Here at Vitis Imports, we’re big fans of Italy’s native grape varieties. It’s not that we have anything against international grape varieties. But we feel that the thing that makes Italian wines so unique is the fact that its 20 regions all have their own, unique grapes.
Where some people go for Merlot from Tuscany, we like Sangiovese.
Where others reach for Syrah from Sicily, we look for Nero d’Avola.
So why is that we love Pinot Noir (Pinot Nero) from German-speaking Alto Adige so much?
After all, isn’t Pinot Noir a grape found primarily in France and more recently in California?
The fact of the matter is that Pinot Noir — or Pinot Nero, as it is called in Italy — has been grown in Italy’s Adige River Valley for centuries.
Above: The Castel Sallegg winery (image via the Castel Sallegg Facebook).
During the era of the Austro-Hungarian Empire, when this region was governed by the House of Habsburg, the Alto Adige River valley was one of the top growing zones for grapes like Pinot Gris, Pinot Blanc, and, of course, Pinot Noir. These were the grapes that the German-speaking aristocracy liked to drink.
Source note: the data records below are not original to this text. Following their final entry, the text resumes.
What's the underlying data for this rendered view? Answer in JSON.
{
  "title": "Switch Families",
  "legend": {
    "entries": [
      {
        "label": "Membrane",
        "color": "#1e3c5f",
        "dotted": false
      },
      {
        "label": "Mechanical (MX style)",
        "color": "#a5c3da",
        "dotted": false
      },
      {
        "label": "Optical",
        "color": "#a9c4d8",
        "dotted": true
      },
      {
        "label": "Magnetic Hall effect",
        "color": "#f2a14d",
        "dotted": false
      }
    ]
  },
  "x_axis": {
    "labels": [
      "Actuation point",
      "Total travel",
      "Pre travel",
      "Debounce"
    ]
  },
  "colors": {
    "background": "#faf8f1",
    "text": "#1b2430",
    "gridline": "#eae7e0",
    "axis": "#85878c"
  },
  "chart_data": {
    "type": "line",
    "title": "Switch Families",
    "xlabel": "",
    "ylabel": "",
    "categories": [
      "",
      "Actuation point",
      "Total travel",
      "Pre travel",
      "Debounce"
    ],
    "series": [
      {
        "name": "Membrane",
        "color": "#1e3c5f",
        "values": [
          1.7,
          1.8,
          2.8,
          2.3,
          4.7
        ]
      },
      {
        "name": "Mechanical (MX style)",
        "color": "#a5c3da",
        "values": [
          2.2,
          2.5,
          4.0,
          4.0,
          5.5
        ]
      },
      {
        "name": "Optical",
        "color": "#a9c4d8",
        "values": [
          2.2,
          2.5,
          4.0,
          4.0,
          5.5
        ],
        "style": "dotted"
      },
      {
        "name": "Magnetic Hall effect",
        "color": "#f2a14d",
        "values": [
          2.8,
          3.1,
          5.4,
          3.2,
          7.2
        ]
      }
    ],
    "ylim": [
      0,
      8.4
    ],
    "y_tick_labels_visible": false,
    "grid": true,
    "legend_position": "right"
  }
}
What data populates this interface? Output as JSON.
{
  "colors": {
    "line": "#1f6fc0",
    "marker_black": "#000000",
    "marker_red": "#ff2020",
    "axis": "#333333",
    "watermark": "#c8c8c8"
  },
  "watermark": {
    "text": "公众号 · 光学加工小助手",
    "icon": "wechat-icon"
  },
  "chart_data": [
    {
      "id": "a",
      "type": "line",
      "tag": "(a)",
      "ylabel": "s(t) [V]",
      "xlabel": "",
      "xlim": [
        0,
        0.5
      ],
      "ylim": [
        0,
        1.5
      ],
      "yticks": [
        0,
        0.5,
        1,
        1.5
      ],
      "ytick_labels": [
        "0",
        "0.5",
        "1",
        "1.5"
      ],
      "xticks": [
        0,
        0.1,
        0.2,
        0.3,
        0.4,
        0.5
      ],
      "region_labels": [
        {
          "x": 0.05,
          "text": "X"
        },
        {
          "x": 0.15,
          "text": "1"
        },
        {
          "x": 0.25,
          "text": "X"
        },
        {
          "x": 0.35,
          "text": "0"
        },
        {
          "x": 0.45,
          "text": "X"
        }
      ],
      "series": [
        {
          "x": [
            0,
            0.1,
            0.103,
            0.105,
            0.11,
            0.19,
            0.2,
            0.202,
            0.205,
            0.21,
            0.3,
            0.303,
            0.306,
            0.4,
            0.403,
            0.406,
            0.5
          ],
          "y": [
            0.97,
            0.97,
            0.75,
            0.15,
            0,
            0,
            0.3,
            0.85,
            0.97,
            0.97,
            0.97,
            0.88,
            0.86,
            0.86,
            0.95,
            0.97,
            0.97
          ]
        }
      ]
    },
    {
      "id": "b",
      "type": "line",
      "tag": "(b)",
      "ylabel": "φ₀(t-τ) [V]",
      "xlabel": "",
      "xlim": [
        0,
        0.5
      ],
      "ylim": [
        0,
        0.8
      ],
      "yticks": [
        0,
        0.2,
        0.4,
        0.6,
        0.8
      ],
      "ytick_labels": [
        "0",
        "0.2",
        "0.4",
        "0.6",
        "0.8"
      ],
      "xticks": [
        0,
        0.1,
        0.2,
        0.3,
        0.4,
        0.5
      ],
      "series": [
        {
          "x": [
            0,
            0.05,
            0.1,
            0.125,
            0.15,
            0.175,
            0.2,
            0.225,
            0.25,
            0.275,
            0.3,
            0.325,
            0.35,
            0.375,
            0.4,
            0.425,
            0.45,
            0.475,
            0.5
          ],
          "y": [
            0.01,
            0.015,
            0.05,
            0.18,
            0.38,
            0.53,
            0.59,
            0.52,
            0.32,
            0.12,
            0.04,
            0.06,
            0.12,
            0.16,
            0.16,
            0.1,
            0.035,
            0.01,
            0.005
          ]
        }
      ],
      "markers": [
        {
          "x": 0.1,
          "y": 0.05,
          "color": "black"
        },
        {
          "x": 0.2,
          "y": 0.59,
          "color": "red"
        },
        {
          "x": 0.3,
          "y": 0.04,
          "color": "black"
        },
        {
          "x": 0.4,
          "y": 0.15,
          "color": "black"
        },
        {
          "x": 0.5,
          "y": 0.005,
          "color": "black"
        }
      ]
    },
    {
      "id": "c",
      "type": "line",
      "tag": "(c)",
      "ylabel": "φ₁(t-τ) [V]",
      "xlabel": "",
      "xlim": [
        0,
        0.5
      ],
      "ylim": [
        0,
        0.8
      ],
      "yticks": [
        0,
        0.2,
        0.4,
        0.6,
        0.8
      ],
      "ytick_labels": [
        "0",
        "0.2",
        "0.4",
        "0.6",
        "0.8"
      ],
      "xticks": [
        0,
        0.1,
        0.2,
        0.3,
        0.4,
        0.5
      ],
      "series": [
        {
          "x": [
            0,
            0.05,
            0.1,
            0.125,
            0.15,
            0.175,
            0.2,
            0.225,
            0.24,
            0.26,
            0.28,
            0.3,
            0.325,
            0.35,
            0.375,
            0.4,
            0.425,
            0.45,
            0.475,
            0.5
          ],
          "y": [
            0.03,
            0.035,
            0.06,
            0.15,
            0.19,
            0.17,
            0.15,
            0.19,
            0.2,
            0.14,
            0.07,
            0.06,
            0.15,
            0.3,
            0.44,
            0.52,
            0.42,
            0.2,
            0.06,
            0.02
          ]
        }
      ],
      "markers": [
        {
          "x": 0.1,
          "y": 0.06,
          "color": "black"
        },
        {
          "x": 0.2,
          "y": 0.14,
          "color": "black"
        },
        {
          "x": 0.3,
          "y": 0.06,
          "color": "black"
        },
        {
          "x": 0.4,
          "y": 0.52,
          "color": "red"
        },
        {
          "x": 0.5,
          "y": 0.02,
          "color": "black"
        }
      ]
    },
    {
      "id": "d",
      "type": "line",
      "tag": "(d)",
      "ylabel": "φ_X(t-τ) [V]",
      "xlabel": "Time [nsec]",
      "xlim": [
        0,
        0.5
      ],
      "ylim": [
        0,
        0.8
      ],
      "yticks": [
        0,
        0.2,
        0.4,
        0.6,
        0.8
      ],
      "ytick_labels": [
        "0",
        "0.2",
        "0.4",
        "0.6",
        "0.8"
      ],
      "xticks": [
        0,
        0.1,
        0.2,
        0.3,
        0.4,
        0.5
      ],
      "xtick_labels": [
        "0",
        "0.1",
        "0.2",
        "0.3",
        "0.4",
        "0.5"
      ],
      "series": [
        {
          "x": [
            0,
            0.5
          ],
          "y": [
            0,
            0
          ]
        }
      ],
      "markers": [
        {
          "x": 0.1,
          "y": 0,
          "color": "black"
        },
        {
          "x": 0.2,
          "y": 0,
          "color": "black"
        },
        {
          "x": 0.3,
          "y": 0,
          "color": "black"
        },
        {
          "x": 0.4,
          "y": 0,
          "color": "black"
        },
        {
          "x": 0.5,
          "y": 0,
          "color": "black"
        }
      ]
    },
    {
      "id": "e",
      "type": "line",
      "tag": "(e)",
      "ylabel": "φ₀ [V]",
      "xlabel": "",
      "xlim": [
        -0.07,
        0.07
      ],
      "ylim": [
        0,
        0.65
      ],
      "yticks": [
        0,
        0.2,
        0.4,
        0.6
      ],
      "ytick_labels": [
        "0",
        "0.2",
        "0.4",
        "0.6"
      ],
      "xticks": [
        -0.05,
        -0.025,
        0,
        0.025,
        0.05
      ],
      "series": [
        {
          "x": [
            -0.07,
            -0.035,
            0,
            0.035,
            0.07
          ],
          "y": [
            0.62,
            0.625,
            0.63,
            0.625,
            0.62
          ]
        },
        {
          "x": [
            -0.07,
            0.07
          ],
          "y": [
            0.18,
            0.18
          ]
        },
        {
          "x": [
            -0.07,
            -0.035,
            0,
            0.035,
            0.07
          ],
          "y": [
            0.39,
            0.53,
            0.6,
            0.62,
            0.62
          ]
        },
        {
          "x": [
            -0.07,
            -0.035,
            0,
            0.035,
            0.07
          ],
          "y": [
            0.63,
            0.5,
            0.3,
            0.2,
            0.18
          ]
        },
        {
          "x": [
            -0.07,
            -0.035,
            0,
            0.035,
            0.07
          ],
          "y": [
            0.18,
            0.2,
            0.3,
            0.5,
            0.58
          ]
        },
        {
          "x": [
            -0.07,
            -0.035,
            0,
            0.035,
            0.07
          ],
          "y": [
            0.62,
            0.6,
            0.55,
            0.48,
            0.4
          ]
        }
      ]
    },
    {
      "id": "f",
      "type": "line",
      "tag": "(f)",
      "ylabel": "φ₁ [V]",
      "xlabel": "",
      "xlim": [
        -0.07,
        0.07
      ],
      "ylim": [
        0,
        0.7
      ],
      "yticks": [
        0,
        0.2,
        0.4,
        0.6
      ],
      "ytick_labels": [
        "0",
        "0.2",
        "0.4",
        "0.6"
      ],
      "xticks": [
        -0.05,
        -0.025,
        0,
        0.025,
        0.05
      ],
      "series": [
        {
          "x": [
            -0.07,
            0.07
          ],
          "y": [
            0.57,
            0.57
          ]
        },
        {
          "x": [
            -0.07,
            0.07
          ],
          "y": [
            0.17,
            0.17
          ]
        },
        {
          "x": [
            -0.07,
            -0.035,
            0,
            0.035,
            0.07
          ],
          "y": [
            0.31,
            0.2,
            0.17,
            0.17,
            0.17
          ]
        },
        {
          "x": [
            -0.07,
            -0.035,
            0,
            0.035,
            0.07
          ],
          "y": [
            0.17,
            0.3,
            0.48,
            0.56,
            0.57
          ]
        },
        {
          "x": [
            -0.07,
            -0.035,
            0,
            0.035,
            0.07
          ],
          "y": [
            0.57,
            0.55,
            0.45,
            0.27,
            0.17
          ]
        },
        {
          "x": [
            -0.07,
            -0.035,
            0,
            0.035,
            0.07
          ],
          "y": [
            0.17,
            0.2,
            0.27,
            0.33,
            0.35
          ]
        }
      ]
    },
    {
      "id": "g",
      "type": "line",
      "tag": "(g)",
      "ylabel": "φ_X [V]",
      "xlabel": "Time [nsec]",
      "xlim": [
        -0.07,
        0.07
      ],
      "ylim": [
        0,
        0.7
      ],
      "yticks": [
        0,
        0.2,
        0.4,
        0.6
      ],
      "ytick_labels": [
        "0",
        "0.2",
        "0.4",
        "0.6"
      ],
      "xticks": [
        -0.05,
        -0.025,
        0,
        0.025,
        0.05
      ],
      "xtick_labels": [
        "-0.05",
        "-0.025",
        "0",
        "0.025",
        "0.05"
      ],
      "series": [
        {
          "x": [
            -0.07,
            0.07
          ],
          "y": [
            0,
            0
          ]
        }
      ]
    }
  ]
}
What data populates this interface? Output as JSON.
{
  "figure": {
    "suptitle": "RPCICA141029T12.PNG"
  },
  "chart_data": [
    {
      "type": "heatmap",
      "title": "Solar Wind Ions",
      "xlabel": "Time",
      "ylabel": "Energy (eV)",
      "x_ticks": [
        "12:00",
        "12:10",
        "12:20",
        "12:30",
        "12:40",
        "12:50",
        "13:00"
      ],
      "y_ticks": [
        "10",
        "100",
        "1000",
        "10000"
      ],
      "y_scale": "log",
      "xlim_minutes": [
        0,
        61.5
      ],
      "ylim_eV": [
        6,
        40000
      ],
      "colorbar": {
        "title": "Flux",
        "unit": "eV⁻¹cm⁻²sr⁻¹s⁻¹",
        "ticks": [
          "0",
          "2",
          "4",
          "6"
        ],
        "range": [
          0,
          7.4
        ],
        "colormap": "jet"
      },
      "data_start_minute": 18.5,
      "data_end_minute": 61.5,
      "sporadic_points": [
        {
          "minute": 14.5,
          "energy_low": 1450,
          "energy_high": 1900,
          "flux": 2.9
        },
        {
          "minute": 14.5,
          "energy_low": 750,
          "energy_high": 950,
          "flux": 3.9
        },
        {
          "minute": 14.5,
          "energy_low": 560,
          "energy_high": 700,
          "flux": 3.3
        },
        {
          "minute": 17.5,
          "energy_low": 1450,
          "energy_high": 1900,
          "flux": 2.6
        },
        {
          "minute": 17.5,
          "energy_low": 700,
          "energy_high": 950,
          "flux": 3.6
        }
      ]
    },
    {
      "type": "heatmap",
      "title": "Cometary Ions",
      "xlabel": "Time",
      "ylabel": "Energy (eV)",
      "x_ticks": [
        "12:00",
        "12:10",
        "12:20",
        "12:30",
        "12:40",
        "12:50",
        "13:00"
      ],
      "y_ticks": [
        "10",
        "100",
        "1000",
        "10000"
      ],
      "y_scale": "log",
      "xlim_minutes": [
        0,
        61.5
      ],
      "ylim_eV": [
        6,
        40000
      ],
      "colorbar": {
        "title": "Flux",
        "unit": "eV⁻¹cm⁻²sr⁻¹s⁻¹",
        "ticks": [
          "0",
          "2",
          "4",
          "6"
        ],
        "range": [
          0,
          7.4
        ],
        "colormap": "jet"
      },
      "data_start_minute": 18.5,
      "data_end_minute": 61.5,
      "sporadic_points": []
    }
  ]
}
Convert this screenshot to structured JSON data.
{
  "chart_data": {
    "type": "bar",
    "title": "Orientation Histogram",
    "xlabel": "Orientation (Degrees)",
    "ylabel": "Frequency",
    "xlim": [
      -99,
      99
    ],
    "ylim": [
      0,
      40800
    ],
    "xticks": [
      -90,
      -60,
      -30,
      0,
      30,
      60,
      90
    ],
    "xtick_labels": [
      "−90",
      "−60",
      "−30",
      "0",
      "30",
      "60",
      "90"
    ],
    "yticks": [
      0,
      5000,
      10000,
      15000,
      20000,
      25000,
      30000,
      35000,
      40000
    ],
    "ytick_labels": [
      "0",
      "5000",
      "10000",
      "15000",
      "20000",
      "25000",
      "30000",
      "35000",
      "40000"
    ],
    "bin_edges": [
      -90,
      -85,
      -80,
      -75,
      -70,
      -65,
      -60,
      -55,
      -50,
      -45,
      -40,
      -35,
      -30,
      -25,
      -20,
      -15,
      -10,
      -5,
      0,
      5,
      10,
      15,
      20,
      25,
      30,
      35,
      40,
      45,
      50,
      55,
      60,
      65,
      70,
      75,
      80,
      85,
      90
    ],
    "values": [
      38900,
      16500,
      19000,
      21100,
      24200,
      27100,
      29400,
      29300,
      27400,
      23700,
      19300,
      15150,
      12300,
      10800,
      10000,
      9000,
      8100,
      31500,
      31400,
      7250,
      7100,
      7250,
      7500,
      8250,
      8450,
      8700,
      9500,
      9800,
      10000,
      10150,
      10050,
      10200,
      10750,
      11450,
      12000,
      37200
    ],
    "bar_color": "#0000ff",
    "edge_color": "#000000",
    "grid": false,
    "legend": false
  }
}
And the banks of the Alto Adige (the upper Adige river) were (and still are) ideal for growing these often delicate varieties, which need excellent temperature variation (i.e., warm summer days balanced by cool summer evenings) in order to ripen fully (an develop complete phenolic ripeness while retaining the acidity that they need to produce long-lived, balanced wines).
You really have to visit Alto Adige to understand why it is such a geographically and climatically unique place in the world.
In essence, it’s a river valley in the Alps. Technically, you shouldn’t be able to grow fine wine grapes at those altitudes.
But the valley floor acts as a sort of solar panel and its warmth is sufficient to balance the cold air found at those altitudes. There’s no place like it on earth.
It’s a beautiful sight to behold and it produces some of the best wines (and apples) in the world.
The wines, like the Castel Sallegg Pinot Nero, are fresh and bright, with vibrant acidity and great clarity of fruit. And they represent some of the greatest values in fine wine today (many sommeliers’ best-kept secret).